I agree with Emma’s thought that, “being in touch with the Internet may actually be doing more harm than good” because it can make people become out of touch with reality. Some argue that technology (especially cell phones) has ruined communication (especially among Millennials). We’ve all seen it: a group of friends sitting around a table, and no one is talking. Why? Because everyone’s eyes are glued to their phone screens. Instead of conversing with the people around them, their minds are wandering elsewhere in some other conversation or on some other social media site. I’m sad to admit that my friends and I have been guilty of doing this. So we made a rule that everyone had to put their phones face down on the center of the table until the meal was over (the rule: anyone who touched their phone before we got the check had to pay the bill).
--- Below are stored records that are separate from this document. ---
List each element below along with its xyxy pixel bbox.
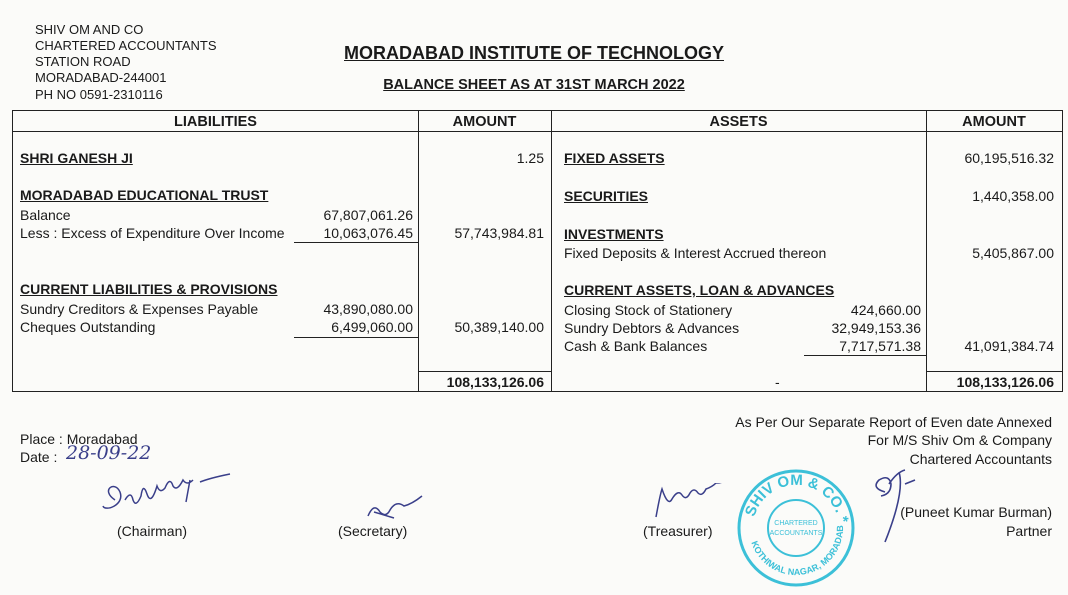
- firm-line: MORADABAD-244001: [35, 70, 167, 85]
- trust-heading: MORADABAD EDUCATIONAL TRUST: [20, 187, 269, 203]
- partner-name: (Puneet Kumar Burman): [900, 504, 1052, 520]
- svg-text:SHIV OM & CO. *: SHIV OM & CO. *: [742, 472, 852, 524]
- treasurer-signature: [655, 483, 722, 518]
- cash-bank-amount: 7,717,571.38: [839, 338, 921, 354]
- document-subtitle: BALANCE SHEET AS AT 31ST MARCH 2022: [383, 77, 685, 93]
- fixed-deposits-label: Fixed Deposits & Interest Accrued thereo…: [564, 245, 827, 261]
- cheques-outstanding-amount: 6,499,060.00: [331, 319, 413, 335]
- current-liabilities-amount: 50,389,140.00: [454, 319, 544, 335]
- header-amount-left: AMOUNT: [452, 114, 517, 130]
- partner-title: Partner: [1006, 523, 1052, 539]
- handwritten-date: 28-09-22: [66, 442, 152, 464]
- shri-ganesh-amount: 1.25: [516, 150, 544, 166]
- cheques-outstanding-label: Cheques Outstanding: [20, 319, 156, 335]
- header-assets: ASSETS: [709, 114, 768, 130]
- closing-stock-label: Closing Stock of Stationery: [564, 302, 733, 318]
- assets-dash: -: [775, 374, 780, 390]
- sundry-creditors-amount: 43,890,080.00: [323, 301, 413, 317]
- current-assets-amount: 41,091,384.74: [964, 338, 1054, 354]
- document-title: MORADABAD INSTITUTE OF TECHNOLOGY: [344, 43, 724, 63]
- assets-total: 108,133,126.06: [956, 374, 1054, 390]
- investments-amount: 5,405,867.00: [972, 245, 1054, 261]
- balance-sheet-table: LIABILITIES AMOUNT ASSETS AMOUNT SHRI GA…: [12, 110, 1063, 392]
- secretary-label: (Secretary): [338, 523, 408, 539]
- firm-name: SHIV OM AND CO: [35, 22, 144, 37]
- investments-heading: INVESTMENTS: [564, 226, 664, 242]
- sundry-debtors-label: Sundry Debtors & Advances: [564, 320, 740, 336]
- chairman-signature: [102, 473, 231, 509]
- fixed-assets-amount: 60,195,516.32: [964, 150, 1054, 166]
- trust-less-amount: 10,063,076.45: [323, 225, 413, 241]
- fixed-assets-heading: FIXED ASSETS: [564, 150, 665, 166]
- sundry-creditors-label: Sundry Creditors & Expenses Payable: [20, 301, 259, 317]
- svg-text:CHARTERED: CHARTERED: [774, 520, 817, 527]
- liabilities-total: 108,133,126.06: [446, 374, 544, 390]
- firm-stamp: SHIV OM & CO. * KOTHIWAL NAGAR, MORADABA…: [735, 467, 855, 587]
- secretary-signature: [367, 495, 423, 519]
- trust-amount: 57,743,984.81: [454, 225, 544, 241]
- header-liabilities: LIABILITIES: [174, 114, 257, 130]
- firm-for-line: For M/S Shiv Om & Company: [867, 432, 1052, 448]
- header-amount-right: AMOUNT: [962, 114, 1026, 130]
- trust-balance-label: Balance: [20, 207, 71, 223]
- cash-bank-label: Cash & Bank Balances: [564, 338, 708, 354]
- trust-balance-amount: 67,807,061.26: [323, 207, 413, 223]
- firm-line: STATION ROAD: [35, 54, 131, 69]
- shri-ganesh-heading: SHRI GANESH JI: [20, 150, 133, 166]
- partner-signature: [875, 469, 916, 543]
- firm-designation: Chartered Accountants: [909, 451, 1052, 467]
- report-reference: As Per Our Separate Report of Even date …: [735, 414, 1052, 430]
- svg-text:ACCOUNTANTS: ACCOUNTANTS: [770, 530, 823, 537]
- treasurer-label: (Treasurer): [643, 523, 713, 539]
- place-text: Place : Moradabad: [20, 431, 138, 447]
- closing-stock-amount: 424,660.00: [850, 302, 921, 318]
- current-liabilities-heading: CURRENT LIABILITIES & PROVISIONS: [20, 281, 278, 297]
- securities-amount: 1,440,358.00: [972, 188, 1054, 204]
- securities-heading: SECURITIES: [564, 188, 649, 204]
- current-assets-heading: CURRENT ASSETS, LOAN & ADVANCES: [564, 282, 835, 298]
- date-label: Date :: [20, 449, 58, 465]
- firm-line: CHARTERED ACCOUNTANTS: [35, 38, 217, 53]
- trust-less-label: Less : Excess of Expenditure Over Income: [20, 225, 285, 241]
- firm-phone: PH NO 0591-2310116: [35, 87, 163, 102]
- chairman-label: (Chairman): [117, 523, 188, 539]
- sundry-debtors-amount: 32,949,153.36: [831, 320, 921, 336]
The change was instantly noticeable—everyone became more engaged in the conversation. This makes me think that we’ve become so used to the various screens in our lives that we don’t even realize when we’re missing out on the moment in front of us.

3. I waste so much time on my phone.

I have a love/hate relationship with my cell phone. I love being connected: having the ability to contact someone instantly or quickly search something online, using my GPS app to keep from getting loss, playing games (S/O to Candy Crush and Trivia Crack) whenever I’m bored and being able to access any social media platform. I can fit all of this into the palm of my hand—it’s incredible yet terrible at the same time. There are so many better and/or more important things I could be doing with my time than wasting an hour trying to beat that impossible Candy Crush level (ie: this blog post). Today made me realize how exponentially more productive I can be when I’m not being constantly distracted by my cell phone. Most importantly, this little experiment made me realize the importance of taking some time every now and then to disconnect ourselves from our phones and reconnect with reality.